The development of organic chemistry in the 19th century necessitated the acceptance by chemists of ideas deriving from Naturphilosophie, modifying the Enlightenment concepts of organic composition put forward by Lavoisier. Of central importance was the work on the constitution and synthesis of organic substances by contemporary chemists.

Popular image of science

Another Romantic thinker, who was not a scientist but a writer, was Mary Shelley. Her famous book Frankenstein also conveyed important aspects of Romanticism in science as she included elements of anti-reductionism and manipulation of nature, both key themes that concerned Romantics, as well as the scientific fields of chemistry, anatomy, and natural philosophy.

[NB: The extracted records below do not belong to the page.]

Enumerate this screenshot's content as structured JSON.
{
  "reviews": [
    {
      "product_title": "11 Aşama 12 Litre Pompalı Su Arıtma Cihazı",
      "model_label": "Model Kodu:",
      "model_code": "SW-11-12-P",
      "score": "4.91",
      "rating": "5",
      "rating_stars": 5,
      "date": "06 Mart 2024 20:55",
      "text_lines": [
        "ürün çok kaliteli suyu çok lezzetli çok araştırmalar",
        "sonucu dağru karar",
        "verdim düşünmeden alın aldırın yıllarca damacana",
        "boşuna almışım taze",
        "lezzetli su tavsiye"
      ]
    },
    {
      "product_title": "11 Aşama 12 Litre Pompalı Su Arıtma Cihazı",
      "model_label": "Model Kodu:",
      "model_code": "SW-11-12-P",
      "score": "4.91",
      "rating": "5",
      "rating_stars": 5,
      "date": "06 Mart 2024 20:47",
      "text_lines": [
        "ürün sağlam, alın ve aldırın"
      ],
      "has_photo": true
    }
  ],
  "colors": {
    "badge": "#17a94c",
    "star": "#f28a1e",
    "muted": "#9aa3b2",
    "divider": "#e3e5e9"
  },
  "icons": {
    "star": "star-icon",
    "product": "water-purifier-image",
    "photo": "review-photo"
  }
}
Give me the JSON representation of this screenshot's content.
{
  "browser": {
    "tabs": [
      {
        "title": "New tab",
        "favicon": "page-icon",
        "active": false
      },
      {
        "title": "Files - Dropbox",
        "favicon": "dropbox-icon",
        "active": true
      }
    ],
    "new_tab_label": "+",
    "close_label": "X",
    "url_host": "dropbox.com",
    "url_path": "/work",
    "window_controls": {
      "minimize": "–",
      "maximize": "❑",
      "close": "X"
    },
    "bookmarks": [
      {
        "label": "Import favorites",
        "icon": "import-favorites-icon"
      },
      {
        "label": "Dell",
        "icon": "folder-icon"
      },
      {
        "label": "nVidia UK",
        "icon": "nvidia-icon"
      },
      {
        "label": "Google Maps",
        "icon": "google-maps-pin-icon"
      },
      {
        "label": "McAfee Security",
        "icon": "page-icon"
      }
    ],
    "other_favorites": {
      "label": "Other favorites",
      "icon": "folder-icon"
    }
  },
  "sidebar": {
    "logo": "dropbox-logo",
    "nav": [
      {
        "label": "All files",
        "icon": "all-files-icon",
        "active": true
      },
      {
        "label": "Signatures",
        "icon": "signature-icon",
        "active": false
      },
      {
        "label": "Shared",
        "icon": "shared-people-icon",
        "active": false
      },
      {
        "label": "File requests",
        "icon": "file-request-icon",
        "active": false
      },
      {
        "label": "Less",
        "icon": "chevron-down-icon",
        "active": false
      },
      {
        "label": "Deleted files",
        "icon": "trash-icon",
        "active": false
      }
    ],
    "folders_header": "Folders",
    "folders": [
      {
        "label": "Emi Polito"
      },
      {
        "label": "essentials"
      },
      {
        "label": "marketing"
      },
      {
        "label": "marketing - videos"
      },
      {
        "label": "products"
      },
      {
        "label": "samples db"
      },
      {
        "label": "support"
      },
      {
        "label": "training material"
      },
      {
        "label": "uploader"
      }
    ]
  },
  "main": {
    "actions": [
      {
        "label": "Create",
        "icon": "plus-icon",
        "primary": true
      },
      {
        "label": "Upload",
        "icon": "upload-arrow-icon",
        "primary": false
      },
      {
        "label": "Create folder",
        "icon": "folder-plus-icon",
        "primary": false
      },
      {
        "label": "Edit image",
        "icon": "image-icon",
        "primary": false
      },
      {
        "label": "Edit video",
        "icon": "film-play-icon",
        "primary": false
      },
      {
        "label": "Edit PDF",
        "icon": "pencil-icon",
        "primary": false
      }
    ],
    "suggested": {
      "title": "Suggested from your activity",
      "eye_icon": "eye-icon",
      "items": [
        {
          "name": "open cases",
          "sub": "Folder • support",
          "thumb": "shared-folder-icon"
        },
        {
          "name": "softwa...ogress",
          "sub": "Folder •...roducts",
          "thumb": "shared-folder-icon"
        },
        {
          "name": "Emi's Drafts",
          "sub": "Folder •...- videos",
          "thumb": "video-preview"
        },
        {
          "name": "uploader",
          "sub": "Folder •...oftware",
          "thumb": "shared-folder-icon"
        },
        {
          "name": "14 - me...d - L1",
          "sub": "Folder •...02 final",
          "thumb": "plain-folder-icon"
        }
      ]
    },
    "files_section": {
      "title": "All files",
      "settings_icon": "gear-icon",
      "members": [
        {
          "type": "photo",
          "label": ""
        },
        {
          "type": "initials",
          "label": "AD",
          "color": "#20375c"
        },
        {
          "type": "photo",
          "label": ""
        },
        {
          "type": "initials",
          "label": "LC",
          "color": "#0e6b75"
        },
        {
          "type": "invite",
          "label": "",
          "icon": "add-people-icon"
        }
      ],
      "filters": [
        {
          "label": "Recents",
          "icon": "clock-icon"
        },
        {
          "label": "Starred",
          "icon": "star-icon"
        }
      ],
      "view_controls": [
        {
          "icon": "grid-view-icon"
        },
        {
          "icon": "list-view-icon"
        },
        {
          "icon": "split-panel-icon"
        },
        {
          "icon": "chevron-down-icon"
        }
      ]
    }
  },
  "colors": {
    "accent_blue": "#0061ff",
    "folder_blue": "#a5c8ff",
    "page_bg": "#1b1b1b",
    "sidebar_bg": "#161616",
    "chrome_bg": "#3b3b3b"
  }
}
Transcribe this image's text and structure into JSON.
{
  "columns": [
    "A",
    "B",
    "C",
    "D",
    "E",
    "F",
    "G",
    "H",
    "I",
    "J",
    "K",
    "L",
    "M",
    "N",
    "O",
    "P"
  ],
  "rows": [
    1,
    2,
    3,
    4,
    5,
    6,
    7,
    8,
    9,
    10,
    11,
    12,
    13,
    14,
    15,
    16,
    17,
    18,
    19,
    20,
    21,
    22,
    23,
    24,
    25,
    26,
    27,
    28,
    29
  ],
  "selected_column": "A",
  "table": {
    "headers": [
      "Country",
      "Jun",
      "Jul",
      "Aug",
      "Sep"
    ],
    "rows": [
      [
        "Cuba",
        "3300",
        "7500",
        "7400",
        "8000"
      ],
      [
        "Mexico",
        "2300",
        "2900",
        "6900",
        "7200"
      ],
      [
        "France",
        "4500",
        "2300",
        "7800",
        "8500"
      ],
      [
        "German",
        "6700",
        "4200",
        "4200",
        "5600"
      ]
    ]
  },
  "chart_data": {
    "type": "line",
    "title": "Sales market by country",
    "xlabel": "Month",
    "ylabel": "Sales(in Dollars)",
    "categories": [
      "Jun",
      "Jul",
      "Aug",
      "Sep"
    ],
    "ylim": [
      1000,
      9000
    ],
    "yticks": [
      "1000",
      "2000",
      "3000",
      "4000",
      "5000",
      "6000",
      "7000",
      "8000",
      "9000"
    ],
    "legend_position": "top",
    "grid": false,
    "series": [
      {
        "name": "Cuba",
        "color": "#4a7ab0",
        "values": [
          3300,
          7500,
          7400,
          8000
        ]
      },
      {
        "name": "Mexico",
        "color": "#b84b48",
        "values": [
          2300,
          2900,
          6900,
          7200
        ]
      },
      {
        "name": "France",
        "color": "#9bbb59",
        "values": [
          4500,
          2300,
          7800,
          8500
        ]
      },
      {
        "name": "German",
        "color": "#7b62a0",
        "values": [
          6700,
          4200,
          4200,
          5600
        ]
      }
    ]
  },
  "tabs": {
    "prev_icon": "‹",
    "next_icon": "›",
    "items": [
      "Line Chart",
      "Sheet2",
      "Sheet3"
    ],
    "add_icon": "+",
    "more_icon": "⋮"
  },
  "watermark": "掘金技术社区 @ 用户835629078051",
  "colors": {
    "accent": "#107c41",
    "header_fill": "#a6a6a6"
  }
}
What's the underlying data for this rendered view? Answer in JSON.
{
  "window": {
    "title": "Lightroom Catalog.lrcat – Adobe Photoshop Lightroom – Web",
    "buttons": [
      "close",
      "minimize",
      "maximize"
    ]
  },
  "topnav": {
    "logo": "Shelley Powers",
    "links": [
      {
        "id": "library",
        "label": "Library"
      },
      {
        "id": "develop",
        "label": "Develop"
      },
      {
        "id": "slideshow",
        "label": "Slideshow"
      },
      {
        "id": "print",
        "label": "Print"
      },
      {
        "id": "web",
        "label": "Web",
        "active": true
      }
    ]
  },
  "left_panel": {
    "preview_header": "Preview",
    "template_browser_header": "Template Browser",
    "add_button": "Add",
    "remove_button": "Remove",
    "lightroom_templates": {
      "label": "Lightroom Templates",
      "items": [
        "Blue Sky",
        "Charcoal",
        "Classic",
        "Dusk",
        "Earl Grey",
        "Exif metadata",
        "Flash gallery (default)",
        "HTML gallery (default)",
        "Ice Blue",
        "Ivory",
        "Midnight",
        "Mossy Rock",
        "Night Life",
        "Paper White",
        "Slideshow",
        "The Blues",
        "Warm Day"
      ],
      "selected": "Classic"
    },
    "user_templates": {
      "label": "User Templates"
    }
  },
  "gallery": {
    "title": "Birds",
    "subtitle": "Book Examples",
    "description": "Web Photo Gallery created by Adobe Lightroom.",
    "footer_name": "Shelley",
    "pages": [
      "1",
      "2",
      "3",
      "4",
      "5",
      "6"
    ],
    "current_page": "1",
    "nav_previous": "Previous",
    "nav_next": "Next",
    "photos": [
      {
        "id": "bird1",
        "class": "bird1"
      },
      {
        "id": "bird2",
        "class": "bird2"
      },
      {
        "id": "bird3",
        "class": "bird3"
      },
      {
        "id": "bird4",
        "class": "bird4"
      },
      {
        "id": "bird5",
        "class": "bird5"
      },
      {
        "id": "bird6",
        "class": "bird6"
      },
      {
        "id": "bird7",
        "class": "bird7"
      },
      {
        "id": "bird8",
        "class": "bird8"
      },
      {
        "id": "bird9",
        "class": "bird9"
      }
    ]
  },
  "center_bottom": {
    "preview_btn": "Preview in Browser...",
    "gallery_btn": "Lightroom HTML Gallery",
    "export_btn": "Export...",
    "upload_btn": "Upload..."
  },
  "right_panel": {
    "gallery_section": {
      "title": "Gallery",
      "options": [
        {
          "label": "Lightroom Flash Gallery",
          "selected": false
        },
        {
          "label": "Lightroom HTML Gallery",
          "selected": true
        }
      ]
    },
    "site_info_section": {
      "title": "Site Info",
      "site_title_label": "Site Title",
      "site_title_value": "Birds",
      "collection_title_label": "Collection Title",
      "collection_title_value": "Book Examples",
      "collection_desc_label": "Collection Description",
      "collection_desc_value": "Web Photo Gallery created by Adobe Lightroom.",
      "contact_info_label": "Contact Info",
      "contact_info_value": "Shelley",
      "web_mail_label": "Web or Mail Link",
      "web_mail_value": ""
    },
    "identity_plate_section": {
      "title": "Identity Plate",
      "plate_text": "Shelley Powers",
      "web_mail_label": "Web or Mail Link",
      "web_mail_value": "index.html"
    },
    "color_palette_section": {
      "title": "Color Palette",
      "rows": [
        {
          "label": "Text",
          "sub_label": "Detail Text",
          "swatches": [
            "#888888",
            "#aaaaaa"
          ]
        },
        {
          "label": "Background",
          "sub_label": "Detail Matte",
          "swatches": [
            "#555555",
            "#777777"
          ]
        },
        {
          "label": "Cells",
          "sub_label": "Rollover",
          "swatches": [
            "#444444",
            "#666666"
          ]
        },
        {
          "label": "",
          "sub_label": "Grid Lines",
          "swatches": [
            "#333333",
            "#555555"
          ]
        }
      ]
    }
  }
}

She stressed the role and responsibility of society regarding science, and through the moral of her story supported the Romantic stance that science could easily go wrong unless man took more care to appreciate nature rather than control it.
John Keats' portrayal of "cold philosophy" in the poem "Lamia" influenced Edgar Allan Poe's 1829 sonnet "To Science" and Richard Dawkins' 1998 book, Unweaving the Rainbow.

Decline of Romanticism

The rise of Auguste Comte's positivism in 1840 contributed to the decline of the Romantic approach to science.